Les porcs sont hébergés en groupes sociaux, dans des conditions correspondant aux besoins physiologiques de l’espèce. Des enrichissements variés sont mis à disposition. Les interventions sont réalisées sous anesthésie générale afin de limiter le stress chez ces animaux. Des critères d’arrêt de l’expérimentation précoces et stricts seront définis afin de garantir le bien-être des animaux tout au long de l’étude. Les méthodes de prélèvements sont raffinées afin de limiter le risque d’iritation. La pathologie étant à un stade très précoce, les animaux ne présenteront pas de symptomatologie clinique apparente ni de signes de souffrance attendus. Aucune analgésie n’est donc nécessaire. Une surveillance régulière et adaptée sera mise en place, permettant toute intervention immédiate si nécessaire, conformément aux recommandations en vigueur, afin de minimiser au maximum toute contrainte ou détresse animale.

Expliquer le choix des espèces et les stades de développement y afférents.
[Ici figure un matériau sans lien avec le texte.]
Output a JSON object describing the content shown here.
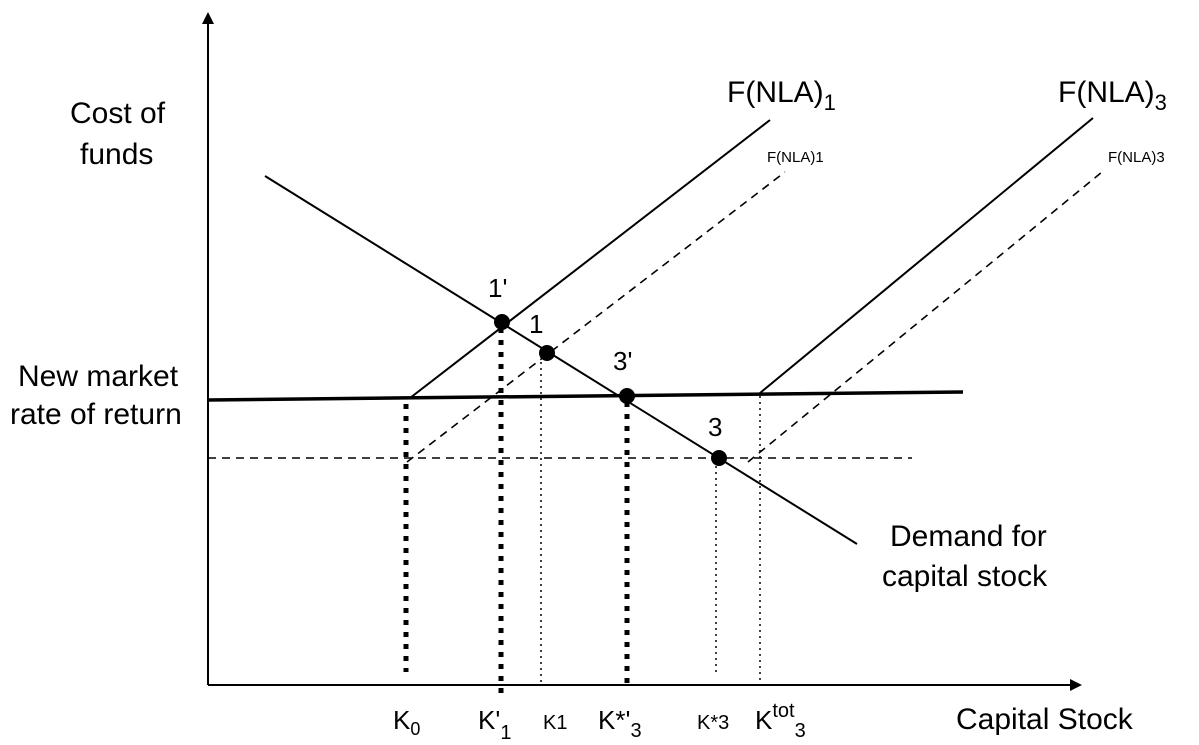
{
  "axes": {
    "y_label_line1": "Cost of",
    "y_label_line2": "funds",
    "x_label": "Capital Stock"
  },
  "rate_label": {
    "line1": "New market",
    "line2": "rate of return"
  },
  "curves": {
    "f1_solid": "F(NLA)",
    "f1_solid_sub": "1",
    "f1_dashed": "F(NLA)1",
    "f3_solid": "F(NLA)",
    "f3_solid_sub": "3",
    "f3_dashed": "F(NLA)3",
    "demand_line1": "Demand for",
    "demand_line2": "capital stock"
  },
  "points": {
    "p1prime": "1'",
    "p1": "1",
    "p3prime": "3'",
    "p3": "3"
  },
  "ticks": {
    "k0": "K",
    "k0_sub": "0",
    "k1prime": "K'",
    "k1prime_sub": "1",
    "k1": "K1",
    "kstar3prime": "K*'",
    "kstar3prime_sub": "3",
    "kstar3_base": "K",
    "kstar3_rest": "*3",
    "ktot_base": "K",
    "ktot_sup": "tot",
    "ktot_sub": "3"
  }
}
Le choix du porc comme modèle animal s’explique par sa grande ressemblance avec l’être humain, notamment pour le fonctionnement des reins. Les reins du porc fonctionnent de manière très proche de ceux de l’homme, ce qui permet d’étudier la maladie et l’effet d’un traitement dans des conditions proches de la réalité chez les patients. Les souris et les rats ne peuvent pas être utilisés dans ce cas, car la cible du médicament étudié n’est pas la même chez ces espèces et le traitement ne peut donc pas agir correctement. En revanche, chez le porc, cette cible est très similaire à celle de l’humain, ce qui permet d’évaluer de manière fiable l’efficacité du médicament. Les animaux utilisés ont un poids d’environ 30 kg au début de l’étude, ce qui correspond à un stade où leur système immunitaire est déjà mature, garantissant des résultats plus pertinents et mieux transposables à l’homme.